If there is a reason for why Betty came "off track" other than her ill health in later years it was because she wanted to help others who had seen UFOs or claimed to have been abducted and wanted to prove the reality of UFOs.  And this is where Ufology let her down.  Rather than look at the possibility that repeater sightings were possible -or prove they were not (I recall arguing with Ufologists in the 1970s over this: one case from a witness was accepted but a week later the man reported a similar object moving in another direction -both reports were marked as "unreliable" because the witness had two sightings!).  And while working on the AOP Bureau's Grey Book report I realised that there was nothing "weird" or "unbelievable" or even other worldly about someone saying "I sensed something was going to happen and looked over the field and suddenly a UFO appeared" -the explanation lay in science and this might be why Betty realised something was "off" and saw later objects.

Was this book slanted with a Hill bias?  Yes.  But only because Marden and Friedman possessed the information that Ufologists had not seen or known of before.

I am accused of being a Skeptic.  I have defined what that means before but it does not mean dismiss all material/evidence because you can without looking at it.

I read this book over Saturday and Sunday (with a break for the Rugby World Cup) and had expected to come up with a list of reasons why the Hill case might be "just another explainable abduction" after all these years.

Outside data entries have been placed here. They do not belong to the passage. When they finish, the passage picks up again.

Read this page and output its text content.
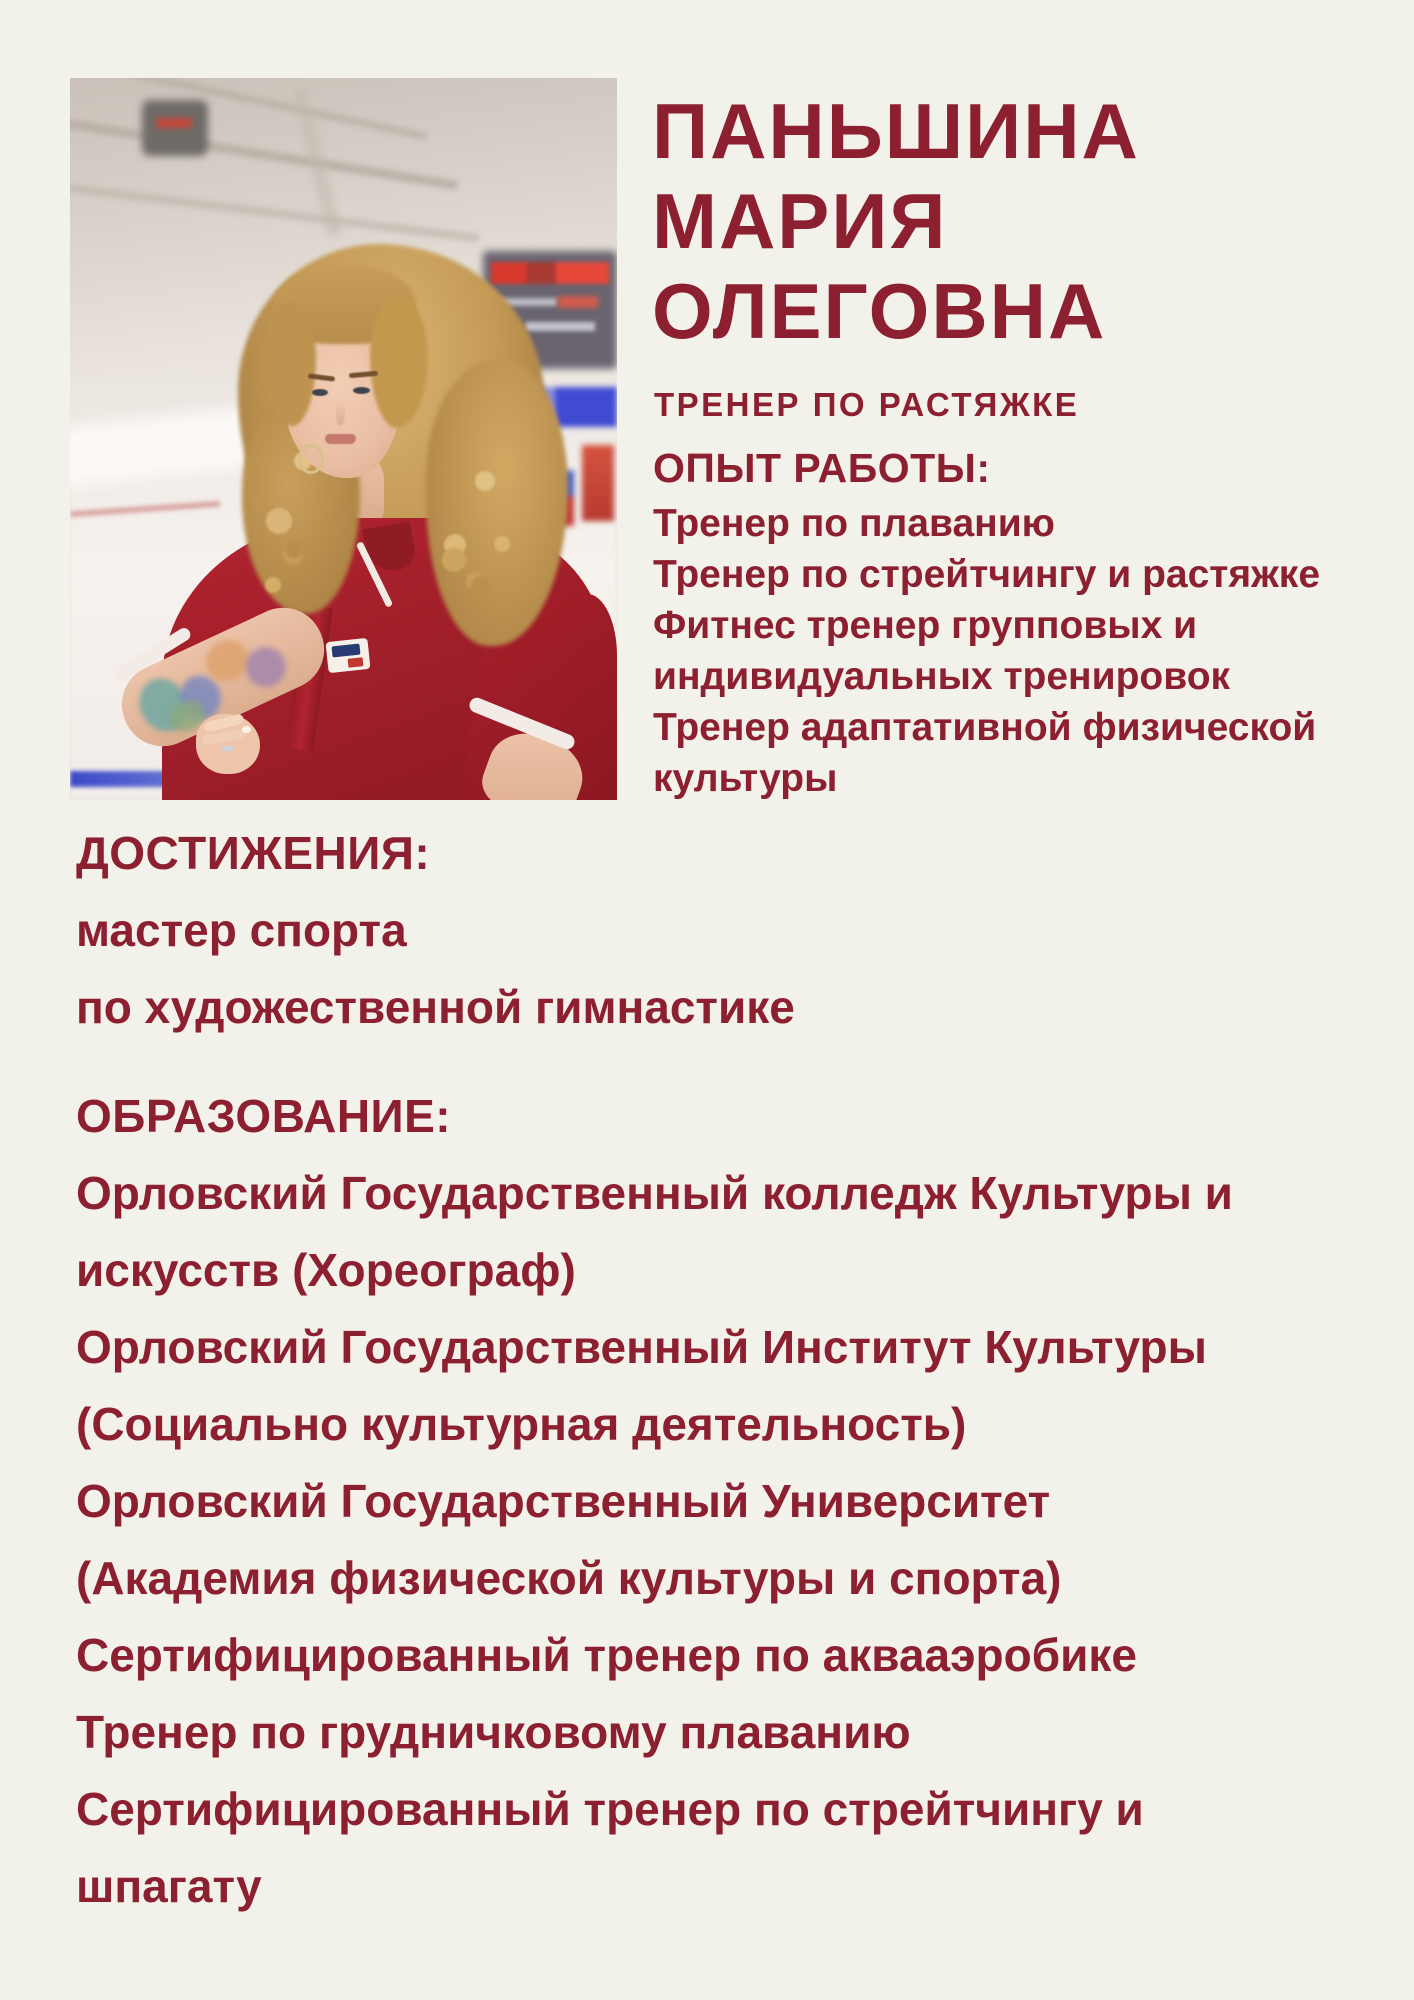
ПАНЬШИНА
МАРИЯ
ОЛЕГОВНА
ТРЕНЕР ПО РАСТЯЖКЕ
ОПЫТ РАБОТЫ:
Тренер по плаванию
Тренер по стрейтчингу и растяжке
Фитнес тренер групповых и
индивидуальных тренировок
Тренер адаптативной физической
культуры
ДОСТИЖЕНИЯ:
мастер спорта
по художественной гимнастике
ОБРАЗОВАНИЕ:
Орловский Государственный колледж Культуры и
искусств (Хореограф)
Орловский Государственный Институт Культуры
(Социально культурная деятельность)
Орловский Государственный Университет
(Академия физической культуры и спорта)
Сертифицированный тренер по аквааэробике
Тренер по грудничковому плаванию
Сертифицированный тренер по стрейтчингу и
шпагату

I actually put the book down realising that Betty and Barney Hill were not the people portrayed by debunkers.  They were plain ordinary human beings who fought for civil rights and social justice and were held in high esteem in their local and wider communities.  They did not become rich from re-telling their story.  They never claimed repeated abductions. They just told their story and stuck to it.  In fact, it is quite clear that the couple probably would have been much happier had they not encountered that UFO. Had they not needed to see Dr Simon to try to find out why Barney was suffering ill health and stress.

In a way, Antonio Villas Boas was lucky.  He reported his account and carried on with his life as normal.  The Hills, due to betrayal of confidence from a number of sources, never had that option.  There is the case of Lydia whose abduction Betty helped investigate.  When word got out Lydia and her family moved to another state and, I assume, settled down to carry on their lives.  The Hills never had that option.

It does not make me feel uneasy to write this (after 40+ years of looking at these cases that would be odd!) but, unlike the Abduction Epidemic since the mid 1980s and all the claims, I have to write that I believe the Hills.  Betty stated that she believed these beings came down, took someone onto their craft, did their tests and made them forget (even if not permanently) and released them.  That's it.  Not many millions of abductees as some claim.

But two days ago I never expected to sit down and write that, after 40 years, I am even more certain that Betty and Barney Hill were abducted by aliens.  Pure and simple.

The book is far superior to Fuller's and I recommend this one highly.